Marin Alsop conducts Hindemith

The powerfully violent imagery of the Isenheim Altarpiece by Renaissance painter Matthias Grünewald and specifically the story of that artist’s struggles for freedom of expression during the turmoil of the Peasants’ War of 1524-1525 paralleled composer Paul Hindemith’s own struggles as the Nazis repressed his 1935 opera Mathis der Maler with its expressions of disdain for any and all forms of censorship.

Absurdly labeled pro-Jewish and entarte (degenerate) Hindemith’s works could not find an artistic venue in his home country, forcing him to seek greener pastures in German-speaking, neutral Switzerland, where his Mathis der Maler had its world premiere in 1938 in Zurich.
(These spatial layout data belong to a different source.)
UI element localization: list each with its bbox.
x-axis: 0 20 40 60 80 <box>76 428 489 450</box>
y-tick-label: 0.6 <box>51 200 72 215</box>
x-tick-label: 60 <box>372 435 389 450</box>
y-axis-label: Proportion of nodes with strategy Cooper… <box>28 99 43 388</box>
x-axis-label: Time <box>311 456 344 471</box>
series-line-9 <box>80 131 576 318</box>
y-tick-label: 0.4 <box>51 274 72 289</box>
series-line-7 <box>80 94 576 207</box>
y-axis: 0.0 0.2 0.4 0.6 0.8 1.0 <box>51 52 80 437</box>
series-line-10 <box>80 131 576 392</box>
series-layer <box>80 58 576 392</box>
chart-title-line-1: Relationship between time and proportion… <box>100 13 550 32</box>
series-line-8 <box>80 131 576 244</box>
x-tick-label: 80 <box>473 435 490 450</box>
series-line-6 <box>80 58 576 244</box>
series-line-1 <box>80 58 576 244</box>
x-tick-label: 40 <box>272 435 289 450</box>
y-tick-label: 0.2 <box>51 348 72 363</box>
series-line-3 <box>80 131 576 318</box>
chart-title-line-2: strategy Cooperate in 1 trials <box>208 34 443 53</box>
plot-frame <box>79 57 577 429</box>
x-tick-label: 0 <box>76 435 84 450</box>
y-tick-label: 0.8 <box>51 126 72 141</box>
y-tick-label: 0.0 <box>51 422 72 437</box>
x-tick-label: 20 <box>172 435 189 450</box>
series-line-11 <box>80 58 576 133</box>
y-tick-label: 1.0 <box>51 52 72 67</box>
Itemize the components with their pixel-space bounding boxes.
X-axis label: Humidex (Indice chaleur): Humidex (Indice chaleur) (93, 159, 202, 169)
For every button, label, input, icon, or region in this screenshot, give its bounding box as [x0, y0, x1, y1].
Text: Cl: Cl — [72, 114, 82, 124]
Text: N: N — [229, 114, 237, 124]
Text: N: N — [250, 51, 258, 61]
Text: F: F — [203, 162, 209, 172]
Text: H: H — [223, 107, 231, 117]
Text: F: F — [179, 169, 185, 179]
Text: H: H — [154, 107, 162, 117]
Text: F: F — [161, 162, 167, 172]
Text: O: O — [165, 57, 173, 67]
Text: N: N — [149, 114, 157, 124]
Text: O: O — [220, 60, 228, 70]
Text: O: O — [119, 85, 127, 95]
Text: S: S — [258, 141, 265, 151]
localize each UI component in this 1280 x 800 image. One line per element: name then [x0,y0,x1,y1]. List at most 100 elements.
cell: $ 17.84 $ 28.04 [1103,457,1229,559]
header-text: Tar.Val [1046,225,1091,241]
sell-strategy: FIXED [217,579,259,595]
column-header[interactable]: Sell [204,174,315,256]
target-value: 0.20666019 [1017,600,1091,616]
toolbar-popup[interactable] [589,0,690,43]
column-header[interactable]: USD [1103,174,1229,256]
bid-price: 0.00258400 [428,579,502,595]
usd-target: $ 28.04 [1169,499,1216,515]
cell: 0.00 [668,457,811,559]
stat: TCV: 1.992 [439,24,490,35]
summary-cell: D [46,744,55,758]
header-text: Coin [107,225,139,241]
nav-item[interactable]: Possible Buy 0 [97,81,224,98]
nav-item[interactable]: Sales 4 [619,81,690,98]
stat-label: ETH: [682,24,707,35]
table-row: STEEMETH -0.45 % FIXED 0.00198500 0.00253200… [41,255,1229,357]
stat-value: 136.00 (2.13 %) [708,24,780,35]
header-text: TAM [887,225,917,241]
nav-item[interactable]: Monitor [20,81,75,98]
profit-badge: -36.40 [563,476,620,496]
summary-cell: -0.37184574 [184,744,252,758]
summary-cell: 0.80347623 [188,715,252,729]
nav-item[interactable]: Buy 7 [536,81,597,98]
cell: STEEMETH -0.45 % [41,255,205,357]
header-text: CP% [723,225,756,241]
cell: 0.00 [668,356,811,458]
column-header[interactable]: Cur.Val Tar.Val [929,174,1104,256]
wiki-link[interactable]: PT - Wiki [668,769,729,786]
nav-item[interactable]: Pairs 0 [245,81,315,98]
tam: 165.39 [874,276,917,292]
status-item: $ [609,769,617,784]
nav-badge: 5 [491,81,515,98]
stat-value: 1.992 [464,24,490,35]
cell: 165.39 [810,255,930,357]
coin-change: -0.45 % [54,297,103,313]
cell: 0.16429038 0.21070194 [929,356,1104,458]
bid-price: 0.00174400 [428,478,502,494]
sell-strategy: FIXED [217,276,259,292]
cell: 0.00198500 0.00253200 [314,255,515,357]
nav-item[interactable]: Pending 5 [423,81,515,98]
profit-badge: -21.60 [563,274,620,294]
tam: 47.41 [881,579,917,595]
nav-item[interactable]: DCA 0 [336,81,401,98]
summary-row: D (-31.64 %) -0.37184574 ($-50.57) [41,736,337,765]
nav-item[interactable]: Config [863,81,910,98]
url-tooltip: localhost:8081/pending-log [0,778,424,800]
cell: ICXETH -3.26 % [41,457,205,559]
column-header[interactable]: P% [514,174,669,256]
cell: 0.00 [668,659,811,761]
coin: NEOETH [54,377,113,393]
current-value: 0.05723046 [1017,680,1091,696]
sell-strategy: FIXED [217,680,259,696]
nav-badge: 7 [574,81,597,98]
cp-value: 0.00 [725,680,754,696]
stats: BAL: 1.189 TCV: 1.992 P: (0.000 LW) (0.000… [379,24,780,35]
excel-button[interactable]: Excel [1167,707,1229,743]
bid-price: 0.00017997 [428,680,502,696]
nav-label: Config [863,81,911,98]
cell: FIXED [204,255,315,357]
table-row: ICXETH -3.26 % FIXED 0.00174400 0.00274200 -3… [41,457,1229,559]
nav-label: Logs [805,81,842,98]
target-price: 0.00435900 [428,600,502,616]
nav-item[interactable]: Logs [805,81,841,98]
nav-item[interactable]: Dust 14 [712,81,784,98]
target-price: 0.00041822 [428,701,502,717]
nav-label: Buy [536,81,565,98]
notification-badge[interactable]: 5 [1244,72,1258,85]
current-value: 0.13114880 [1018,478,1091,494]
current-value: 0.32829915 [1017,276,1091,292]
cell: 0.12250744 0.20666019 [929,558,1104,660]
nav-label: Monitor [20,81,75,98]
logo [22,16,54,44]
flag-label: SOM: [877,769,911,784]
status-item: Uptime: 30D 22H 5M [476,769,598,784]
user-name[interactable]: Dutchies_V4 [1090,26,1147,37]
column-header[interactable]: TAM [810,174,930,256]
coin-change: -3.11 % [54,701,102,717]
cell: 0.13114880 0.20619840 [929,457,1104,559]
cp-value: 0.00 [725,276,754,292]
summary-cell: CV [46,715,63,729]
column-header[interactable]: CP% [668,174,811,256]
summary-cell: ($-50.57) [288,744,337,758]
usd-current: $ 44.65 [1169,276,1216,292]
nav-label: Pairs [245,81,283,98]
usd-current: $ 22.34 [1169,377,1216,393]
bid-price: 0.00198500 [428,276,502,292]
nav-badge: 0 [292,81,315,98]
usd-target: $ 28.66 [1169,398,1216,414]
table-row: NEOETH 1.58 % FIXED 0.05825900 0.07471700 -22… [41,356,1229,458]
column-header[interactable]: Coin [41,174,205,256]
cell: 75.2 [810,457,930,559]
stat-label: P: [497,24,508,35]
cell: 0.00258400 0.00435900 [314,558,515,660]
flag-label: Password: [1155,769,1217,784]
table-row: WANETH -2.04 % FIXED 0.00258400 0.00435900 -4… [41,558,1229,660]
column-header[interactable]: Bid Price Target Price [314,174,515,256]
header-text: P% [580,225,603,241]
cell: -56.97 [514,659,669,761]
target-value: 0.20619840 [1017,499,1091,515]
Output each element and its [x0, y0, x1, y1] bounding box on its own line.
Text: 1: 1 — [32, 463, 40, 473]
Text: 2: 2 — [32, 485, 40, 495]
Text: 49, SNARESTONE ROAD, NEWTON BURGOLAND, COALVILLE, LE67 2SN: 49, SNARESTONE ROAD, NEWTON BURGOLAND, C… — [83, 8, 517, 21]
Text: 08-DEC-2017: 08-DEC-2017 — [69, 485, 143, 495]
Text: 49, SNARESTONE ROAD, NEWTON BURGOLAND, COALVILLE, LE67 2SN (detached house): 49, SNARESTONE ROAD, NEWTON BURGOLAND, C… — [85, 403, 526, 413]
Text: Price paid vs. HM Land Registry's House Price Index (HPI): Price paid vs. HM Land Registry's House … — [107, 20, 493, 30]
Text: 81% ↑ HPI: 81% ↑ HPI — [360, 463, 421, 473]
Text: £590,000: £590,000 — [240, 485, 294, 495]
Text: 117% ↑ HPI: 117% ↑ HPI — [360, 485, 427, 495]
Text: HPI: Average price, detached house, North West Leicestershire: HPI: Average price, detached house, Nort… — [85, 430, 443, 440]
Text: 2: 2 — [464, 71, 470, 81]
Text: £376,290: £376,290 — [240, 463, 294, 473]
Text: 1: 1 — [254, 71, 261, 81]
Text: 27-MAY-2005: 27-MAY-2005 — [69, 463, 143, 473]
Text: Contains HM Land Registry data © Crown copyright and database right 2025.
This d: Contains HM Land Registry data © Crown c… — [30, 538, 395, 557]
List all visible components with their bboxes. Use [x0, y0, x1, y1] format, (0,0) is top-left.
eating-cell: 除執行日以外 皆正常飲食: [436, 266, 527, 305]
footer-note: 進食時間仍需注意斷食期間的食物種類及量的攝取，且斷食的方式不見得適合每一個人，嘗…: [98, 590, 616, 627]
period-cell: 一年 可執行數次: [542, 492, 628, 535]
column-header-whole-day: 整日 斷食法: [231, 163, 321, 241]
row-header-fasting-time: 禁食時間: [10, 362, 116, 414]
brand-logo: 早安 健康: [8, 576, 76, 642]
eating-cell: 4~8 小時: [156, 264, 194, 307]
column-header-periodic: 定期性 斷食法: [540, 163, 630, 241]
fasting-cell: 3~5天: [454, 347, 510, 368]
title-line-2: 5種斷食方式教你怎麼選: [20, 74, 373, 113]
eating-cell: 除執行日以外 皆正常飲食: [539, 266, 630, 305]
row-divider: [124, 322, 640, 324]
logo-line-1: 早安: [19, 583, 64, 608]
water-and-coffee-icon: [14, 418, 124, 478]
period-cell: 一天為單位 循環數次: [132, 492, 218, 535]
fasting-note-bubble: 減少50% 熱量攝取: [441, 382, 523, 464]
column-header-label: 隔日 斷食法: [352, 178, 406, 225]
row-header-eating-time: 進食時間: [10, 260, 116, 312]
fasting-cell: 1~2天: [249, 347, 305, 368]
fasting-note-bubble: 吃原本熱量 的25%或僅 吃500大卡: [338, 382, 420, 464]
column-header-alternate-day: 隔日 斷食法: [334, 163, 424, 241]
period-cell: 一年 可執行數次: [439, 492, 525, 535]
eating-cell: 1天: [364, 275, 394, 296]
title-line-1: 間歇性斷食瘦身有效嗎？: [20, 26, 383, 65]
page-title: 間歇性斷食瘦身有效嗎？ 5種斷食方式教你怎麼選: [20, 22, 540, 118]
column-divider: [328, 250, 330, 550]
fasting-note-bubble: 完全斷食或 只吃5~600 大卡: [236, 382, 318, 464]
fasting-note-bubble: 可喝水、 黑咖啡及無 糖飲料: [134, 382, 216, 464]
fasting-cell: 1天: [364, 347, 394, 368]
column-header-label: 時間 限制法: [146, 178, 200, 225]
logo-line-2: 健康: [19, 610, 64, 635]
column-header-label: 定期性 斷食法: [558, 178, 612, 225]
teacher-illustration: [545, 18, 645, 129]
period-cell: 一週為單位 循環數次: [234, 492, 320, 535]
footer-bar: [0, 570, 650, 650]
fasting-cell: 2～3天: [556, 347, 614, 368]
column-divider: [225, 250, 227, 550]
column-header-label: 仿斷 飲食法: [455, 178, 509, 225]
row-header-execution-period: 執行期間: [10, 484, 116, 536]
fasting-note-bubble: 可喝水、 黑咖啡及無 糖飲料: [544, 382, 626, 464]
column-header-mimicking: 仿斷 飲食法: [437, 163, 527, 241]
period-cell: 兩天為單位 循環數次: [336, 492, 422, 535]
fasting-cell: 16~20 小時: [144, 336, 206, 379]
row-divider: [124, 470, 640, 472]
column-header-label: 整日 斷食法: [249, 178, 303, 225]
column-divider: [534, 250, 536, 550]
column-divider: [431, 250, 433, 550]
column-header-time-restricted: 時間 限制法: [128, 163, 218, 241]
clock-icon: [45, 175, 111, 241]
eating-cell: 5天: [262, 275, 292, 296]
Early in his career Hindemith dabbled in Expressionism, a time from which come his early career operas Sancta Susanna and Nusch-Nuschi. As Hindemith matured he developed his own compositional aesthetic, which he termed Objectivism, its largely tonal language a departure from the atonality of his earlier works.

In the Naxos-Classics album of Hindemith works, the ever curious, always incisive Marin Alsop leads the Radio-Symphonieorchester Wien in idiomatic performances of vocal and instrumental selections from Hindemith’s Mathis der Maler, Sancta Susanna and Nusch-Nuschi.